Skewed Bernstein-von Mises theorem and skew-modal approximations

Gaussian deterministic approximations are routinely employed in Bayesian statistics to ease inference when the target posterior is intractable. Although these approximations are justified, in asymptotic regimes, by Bernstein-von Mises type results, in practice the expected Gaussian behavior might poorly represent the actual shape of the target posterior, thus affecting approximation accuracy. Motivated by these considerations, we derive an improved class of closed-form and valid deterministic approximations of posterior distributions that arise from a novel treatment of a third-order version of the Laplace method yielding approximations within a tractable family of skew-symmetric distributions. Under general assumptions accounting for misspecified models and non-i.i.d. settings, this family of approximations is shown to have a total variation distance from the target posterior whose convergence rate improves by at least one order of magnitude the one achieved by the Gaussian from the classical Bernstein-von Mises theorem.
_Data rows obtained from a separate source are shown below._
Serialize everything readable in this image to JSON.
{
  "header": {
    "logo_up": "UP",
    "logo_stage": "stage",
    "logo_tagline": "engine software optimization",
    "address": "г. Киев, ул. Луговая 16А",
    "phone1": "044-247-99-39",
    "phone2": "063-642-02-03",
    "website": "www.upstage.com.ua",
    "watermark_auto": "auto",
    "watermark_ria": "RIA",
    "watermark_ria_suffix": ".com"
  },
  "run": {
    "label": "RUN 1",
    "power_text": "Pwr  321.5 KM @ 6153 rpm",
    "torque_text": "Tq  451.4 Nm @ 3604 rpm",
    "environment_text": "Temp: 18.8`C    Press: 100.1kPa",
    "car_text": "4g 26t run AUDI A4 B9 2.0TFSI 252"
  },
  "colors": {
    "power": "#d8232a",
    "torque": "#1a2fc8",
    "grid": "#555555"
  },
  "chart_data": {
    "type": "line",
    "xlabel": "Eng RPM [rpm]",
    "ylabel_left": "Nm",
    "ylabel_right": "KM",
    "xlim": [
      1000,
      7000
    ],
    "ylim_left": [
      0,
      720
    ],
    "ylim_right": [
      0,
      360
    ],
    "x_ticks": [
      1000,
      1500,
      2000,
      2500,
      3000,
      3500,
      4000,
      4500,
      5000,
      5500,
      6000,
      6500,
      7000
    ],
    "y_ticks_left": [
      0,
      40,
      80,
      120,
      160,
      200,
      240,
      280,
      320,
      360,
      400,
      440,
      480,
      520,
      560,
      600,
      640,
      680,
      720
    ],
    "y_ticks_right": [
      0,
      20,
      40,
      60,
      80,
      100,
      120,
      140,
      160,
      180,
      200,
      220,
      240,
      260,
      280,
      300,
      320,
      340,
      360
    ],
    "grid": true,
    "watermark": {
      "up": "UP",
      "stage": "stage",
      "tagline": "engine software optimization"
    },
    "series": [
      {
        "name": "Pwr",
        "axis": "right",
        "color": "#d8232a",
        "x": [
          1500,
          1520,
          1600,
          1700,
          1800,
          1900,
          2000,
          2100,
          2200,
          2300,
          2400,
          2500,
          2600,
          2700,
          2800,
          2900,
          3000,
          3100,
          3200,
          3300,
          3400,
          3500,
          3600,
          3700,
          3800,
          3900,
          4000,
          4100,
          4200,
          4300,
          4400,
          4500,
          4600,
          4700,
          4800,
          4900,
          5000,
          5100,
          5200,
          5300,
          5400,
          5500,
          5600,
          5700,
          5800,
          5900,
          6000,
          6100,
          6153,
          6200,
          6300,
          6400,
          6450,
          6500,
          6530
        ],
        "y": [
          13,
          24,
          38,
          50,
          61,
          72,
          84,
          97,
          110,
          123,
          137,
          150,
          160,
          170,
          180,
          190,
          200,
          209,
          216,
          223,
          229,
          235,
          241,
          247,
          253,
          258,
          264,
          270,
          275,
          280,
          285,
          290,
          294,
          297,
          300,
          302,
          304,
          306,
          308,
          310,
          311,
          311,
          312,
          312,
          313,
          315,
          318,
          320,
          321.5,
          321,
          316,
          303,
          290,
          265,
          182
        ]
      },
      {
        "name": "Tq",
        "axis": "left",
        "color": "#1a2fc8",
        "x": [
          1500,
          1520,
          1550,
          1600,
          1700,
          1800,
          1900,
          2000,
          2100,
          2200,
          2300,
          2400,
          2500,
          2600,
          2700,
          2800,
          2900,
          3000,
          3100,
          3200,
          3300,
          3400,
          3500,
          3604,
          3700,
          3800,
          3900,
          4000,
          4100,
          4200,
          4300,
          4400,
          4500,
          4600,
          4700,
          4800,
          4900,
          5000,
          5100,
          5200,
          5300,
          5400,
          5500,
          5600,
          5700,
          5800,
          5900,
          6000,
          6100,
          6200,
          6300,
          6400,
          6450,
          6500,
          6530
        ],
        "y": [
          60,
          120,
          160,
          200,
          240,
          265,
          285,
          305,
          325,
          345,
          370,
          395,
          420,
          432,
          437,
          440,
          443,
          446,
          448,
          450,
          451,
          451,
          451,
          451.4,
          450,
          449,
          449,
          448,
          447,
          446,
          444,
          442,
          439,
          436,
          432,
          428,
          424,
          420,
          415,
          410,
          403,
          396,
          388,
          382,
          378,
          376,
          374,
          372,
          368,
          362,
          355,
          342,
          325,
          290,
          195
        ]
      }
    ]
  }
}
Specializing such a result to the case of regular parametric models shows that the same accuracy improvement can be also established for the posterior expectation of polynomially bounded functions. Unlike available higher-order approximations based on, for example, Edgeworth expansions, our results prove that it is possible to derive closed-form and valid densities which provide a more accurate, yet similarly-tractable, alternative to Gaussian approximations of the target posterior, while inheriting its limiting frequentist properties. We strengthen these arguments by developing a practical skew-modal approximation for both joint and marginal posteriors which preserves the guarantees of its theoretical counterpart by replacing the unknown model parameters with the corresponding maximum a posteriori estimate. Simulation studies and real-data applications confirm that our theoretical results closely match the empirical gains observed in practice.